| name | ponytail-audit |
| description | Whole-repo audit for over-engineering. Like ponytail-review, but scans the entire codebase instead of a diff: writes a ranked checklist to plans/AUDIT.md of what to delete, simplify, or replace with stdlib/native equivalents. Use when the user says "audit this codebase", "audit for over-engineering", "what can I delete from this repo", "find bloat", or calls ponytail-audit. One-shot report, does not apply fixes.
|
ponytail-review, repo-wide. Scan the whole tree instead of a diff. Rank
findings biggest cut first. Write output to plans/AUDIT.md as a structured
checklist consumable by ponytail-fix.
Tags
Same as ponytail-review:
delete: dead code, unused flexibility, speculative feature. Replacement: nothing.
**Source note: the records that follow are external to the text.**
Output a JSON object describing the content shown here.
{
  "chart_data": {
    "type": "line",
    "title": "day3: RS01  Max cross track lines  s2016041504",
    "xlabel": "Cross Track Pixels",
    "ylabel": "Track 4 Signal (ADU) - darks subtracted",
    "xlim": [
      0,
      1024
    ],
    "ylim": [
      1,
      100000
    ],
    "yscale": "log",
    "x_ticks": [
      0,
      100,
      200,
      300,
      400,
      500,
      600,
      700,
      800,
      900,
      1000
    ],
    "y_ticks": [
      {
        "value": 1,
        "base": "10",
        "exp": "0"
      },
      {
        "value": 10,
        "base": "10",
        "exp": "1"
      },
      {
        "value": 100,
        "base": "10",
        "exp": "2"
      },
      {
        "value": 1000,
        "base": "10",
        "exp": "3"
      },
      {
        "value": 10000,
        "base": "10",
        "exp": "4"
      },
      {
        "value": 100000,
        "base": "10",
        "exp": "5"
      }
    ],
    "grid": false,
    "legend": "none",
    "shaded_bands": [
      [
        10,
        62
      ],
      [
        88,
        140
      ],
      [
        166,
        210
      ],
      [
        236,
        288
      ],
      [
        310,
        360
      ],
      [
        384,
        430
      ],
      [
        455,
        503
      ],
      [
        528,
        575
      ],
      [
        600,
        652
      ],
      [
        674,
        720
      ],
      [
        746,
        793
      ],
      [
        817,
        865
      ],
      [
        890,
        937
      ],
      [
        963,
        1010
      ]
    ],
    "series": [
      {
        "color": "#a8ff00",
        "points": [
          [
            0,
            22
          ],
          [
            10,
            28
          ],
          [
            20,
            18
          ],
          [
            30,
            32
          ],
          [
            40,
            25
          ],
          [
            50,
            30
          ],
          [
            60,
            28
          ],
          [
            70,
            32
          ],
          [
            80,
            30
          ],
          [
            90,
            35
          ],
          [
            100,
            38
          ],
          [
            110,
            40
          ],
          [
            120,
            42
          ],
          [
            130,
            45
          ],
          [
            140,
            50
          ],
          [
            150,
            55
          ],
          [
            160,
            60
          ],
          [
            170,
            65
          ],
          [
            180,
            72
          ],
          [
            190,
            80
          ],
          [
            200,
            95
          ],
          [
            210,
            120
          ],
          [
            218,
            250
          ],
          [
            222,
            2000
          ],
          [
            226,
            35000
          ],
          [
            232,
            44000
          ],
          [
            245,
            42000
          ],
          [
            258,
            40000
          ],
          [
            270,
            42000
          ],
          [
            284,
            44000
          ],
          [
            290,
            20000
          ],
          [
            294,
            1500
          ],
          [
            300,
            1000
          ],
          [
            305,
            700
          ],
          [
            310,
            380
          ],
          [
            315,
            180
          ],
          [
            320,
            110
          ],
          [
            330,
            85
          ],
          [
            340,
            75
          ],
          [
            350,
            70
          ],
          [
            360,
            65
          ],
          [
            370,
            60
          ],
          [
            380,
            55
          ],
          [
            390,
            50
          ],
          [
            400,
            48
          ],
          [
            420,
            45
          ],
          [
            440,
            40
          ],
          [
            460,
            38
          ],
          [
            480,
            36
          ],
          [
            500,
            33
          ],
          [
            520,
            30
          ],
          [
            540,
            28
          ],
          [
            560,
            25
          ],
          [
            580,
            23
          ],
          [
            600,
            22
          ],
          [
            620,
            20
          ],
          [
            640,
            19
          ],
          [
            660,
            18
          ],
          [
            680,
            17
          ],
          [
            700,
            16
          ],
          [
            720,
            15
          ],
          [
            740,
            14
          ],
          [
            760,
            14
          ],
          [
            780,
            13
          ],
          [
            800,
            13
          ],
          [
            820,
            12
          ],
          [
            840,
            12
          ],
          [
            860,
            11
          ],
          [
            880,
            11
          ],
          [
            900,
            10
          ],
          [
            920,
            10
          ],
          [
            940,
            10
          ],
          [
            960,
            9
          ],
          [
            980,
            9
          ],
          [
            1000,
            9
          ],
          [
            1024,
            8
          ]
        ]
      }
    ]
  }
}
stdlib: hand-rolled thing the standard library ships. Name the function.
native: dependency or code doing what the platform already does. Name the feature.
yagni: abstraction with one implementation, config nobody sets, layer with one caller.
shrink: same logic, fewer lines. Show the shorter form.
Hunt
Deps the stdlib or platform already ships, single-implementation interfaces,
factories with one product, wrappers that only delegate, files exporting one
thing, dead flags and config, hand-rolled stdlib.
Output
Write findings to plans/AUDIT.md as a ranked checklist. Format each finding
as a markdown checklist item with the tag as a heading:
### `<tag>:` `<one-line summary>`
Description of the finding, including file paths and estimated savings.
- [ ] `path/to/file.go:L<N>` — what to change and why
- [ ] `path/to/other.go:L<N>` — what to change and why
End with:
---
**Net estimate: ~-<N> lines, ~-<M> deps.** All replacements use existing stdlib
or in-repo consolidation. No new dependencies introduced.
If nothing to cut: Lean already. Ship.
Notes
plans/ is gitignored. AUDIT.md is never committed.
- After writing AUDIT.md, invoke
ponytail-fix to work through items.
- Merge into an existing AUDIT.md if one exists: preserve completed (✅)
items and append new findings.
- Scope: over-engineering and complexity only. Correctness bugs, security
holes, and performance are explicitly out of scope. Route them to the
@reviewer subagent instead. Lists findings, applies nothing. One-shot.